The kidneys filter out wastes and water from the blood. Chronic kidney disease causes kidney function to worsen over time until dialysis is needed. Dialysis uses machines to filter the blood. Caring for kidney disease involves controlling diet, blood pressure, and medications to delay heart complications and the need for dialysis. Unfortunately, many patients do not know that they have chronic kidney disease and do not get care to delay complications. Risk factors include older age, family history of kidney disease, African-American ethnic background, diabetes, and high blood pressure. In 2002, the National Kidney Foundation developed recommendations for chronic kidney disease as part of an effort to improve quality of care. This article presents recommendations about the care of the early stages of chronic kidney disease.

How did the National Kidney Foundation develop these recommendations?

A group of experts reviewed studies on the early care of chronic kidney disease. If high-quality studies showed that a particular practice improved outcomes, they strongly recommended the practice (“level A” recommendation). If studies were of medium quality, they simply recommended it (“level B” recommendation). If studies were not available, they based a recommendation on expert opinions and only suggested that doctors consider the practice (“level C” recommendation).

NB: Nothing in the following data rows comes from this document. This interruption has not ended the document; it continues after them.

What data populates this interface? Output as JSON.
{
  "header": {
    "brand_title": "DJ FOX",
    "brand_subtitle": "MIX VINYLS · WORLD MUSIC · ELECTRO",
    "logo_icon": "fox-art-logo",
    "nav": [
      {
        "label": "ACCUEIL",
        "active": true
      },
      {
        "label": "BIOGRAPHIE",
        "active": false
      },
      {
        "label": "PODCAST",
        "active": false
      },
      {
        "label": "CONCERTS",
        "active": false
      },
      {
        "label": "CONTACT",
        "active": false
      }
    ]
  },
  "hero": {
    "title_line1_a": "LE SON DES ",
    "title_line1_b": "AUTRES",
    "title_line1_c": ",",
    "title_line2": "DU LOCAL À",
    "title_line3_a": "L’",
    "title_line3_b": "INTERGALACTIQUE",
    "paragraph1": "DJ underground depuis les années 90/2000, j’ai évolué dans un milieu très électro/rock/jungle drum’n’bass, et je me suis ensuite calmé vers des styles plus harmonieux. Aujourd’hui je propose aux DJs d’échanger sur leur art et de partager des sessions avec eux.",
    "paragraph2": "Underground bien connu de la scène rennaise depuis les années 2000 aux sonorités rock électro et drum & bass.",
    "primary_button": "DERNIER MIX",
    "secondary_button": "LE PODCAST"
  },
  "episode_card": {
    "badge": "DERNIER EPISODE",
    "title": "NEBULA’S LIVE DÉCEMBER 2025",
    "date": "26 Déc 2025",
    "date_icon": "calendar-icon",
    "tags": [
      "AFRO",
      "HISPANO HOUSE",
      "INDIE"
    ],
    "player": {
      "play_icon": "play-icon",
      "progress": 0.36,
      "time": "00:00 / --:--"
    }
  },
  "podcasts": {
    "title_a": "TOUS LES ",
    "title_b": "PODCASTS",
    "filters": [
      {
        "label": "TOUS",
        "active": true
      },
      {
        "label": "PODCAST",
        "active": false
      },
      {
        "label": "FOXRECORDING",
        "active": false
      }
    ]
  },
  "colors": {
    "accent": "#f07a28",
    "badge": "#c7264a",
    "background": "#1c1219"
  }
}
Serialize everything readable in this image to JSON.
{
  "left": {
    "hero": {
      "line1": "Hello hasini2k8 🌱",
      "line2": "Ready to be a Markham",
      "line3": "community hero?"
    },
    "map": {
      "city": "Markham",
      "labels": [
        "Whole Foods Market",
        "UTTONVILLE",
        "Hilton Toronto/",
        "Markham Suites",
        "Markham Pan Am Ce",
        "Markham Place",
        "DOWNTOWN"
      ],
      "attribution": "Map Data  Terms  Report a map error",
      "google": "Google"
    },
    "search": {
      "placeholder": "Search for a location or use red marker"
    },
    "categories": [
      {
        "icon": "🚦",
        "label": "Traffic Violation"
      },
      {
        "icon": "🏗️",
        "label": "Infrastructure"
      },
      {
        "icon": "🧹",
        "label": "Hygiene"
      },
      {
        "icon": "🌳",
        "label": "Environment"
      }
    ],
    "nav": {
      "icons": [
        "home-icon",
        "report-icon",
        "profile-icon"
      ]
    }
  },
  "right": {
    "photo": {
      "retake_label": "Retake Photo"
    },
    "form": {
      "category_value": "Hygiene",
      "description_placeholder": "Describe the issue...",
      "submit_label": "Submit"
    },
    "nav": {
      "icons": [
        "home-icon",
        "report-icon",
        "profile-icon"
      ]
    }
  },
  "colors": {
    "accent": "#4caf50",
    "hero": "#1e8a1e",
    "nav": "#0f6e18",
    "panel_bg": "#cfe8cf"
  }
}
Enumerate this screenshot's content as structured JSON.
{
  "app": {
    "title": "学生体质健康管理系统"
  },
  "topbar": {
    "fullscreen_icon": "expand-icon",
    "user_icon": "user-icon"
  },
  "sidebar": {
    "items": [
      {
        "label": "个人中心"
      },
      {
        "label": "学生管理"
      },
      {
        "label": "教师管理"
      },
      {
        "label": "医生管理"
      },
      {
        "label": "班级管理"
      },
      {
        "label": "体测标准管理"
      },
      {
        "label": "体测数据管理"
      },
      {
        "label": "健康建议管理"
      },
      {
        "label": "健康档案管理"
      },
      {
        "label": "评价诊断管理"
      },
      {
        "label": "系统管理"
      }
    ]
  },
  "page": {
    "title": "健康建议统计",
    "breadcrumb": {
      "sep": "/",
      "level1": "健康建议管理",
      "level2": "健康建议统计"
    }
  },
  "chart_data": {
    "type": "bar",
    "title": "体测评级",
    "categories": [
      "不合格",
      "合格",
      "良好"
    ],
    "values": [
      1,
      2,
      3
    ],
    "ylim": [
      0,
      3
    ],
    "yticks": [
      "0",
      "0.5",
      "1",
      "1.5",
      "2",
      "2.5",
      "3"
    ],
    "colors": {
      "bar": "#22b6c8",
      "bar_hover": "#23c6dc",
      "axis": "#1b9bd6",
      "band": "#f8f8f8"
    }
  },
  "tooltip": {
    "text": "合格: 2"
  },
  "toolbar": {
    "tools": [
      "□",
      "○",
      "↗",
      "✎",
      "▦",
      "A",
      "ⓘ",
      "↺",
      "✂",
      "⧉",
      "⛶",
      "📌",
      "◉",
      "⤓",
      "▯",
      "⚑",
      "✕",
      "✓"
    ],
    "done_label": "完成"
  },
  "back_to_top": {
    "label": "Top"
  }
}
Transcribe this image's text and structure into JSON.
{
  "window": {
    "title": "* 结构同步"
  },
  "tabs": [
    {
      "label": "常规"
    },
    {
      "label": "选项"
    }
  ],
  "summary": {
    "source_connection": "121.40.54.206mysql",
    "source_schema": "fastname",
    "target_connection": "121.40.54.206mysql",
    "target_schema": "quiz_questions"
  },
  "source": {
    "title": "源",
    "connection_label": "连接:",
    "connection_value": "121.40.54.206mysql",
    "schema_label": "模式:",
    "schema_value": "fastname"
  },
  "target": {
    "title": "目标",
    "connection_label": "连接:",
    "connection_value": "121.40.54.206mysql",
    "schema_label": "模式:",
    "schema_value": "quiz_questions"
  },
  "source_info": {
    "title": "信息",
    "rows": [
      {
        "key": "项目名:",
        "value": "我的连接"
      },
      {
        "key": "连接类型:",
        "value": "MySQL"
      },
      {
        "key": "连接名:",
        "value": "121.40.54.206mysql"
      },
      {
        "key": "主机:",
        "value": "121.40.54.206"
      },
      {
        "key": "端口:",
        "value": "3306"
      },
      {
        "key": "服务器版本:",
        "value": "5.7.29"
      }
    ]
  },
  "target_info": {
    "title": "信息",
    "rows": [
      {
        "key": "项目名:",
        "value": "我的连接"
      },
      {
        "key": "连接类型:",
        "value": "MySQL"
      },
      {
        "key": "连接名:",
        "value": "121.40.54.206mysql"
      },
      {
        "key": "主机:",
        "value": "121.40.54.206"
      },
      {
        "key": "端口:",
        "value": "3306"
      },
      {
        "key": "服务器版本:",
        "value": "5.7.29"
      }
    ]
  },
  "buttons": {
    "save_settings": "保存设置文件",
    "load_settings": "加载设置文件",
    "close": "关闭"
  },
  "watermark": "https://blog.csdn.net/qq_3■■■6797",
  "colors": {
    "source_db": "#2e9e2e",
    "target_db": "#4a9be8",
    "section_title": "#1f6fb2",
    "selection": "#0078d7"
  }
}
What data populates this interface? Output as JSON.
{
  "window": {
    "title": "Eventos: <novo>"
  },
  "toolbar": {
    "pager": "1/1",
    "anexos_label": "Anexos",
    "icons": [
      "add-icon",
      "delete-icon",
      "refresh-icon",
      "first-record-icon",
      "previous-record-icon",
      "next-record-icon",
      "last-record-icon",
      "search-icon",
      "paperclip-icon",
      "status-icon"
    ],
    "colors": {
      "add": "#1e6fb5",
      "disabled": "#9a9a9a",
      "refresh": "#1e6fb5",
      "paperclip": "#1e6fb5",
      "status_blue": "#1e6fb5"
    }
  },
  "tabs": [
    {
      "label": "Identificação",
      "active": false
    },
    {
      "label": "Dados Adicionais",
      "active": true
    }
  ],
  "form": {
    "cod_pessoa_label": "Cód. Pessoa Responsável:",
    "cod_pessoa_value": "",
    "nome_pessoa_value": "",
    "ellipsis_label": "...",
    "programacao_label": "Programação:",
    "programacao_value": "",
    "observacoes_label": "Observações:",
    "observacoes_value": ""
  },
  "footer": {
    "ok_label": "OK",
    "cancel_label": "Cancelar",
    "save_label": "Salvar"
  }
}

What did the authors find?

The authors found strong evidence that patients do better if doctors detect kidney disease early and classify the stage of disease by determining glomerular filtration rate (GFR) (level A). Glomerular filtration rate, which is a measure of how well the kidneys work, is determined by testing blood and urine samples. The authors found medium-quality studies showing that patients benefit from seeing kidney specialists (nephrologists) when the GFR is less than 30 mL/min per 1.73 m2 (level B). Studies were not available, but the authors suggest that doctors look for kidney disease risk factors in all patients and measure GFR in all patients with risk factors (level C). The authors found strong evidence that it was best to measure GFR by using one of two equations that consider patient characteristics in addition to the blood and urine test results (level A). They also found strong evidence that single urine samples (rather than samples collected over 24 hours) are sufficient to monitor kidney disease (level A).

What does the National Kidney Foundation suggest that patients and doctors do?

Patients and doctors should think about risk factors for kidney disease as part of usual care. Patients who have risk factors should be tested for kidney disease. Doctors should test patients using one of the standard equations for GFR. If kidney disease is present, patients and doctors should attempt to control diabetes, blood pressure, and other factors that influence the disease. Patients and doctors should consider referral to a nephrologist when the GFR is less than 30 mL/min per 1.73 m2.

What are the cautions related to these recommendations?

Patient care should consider each patient's individual situation in addition to these recommendations.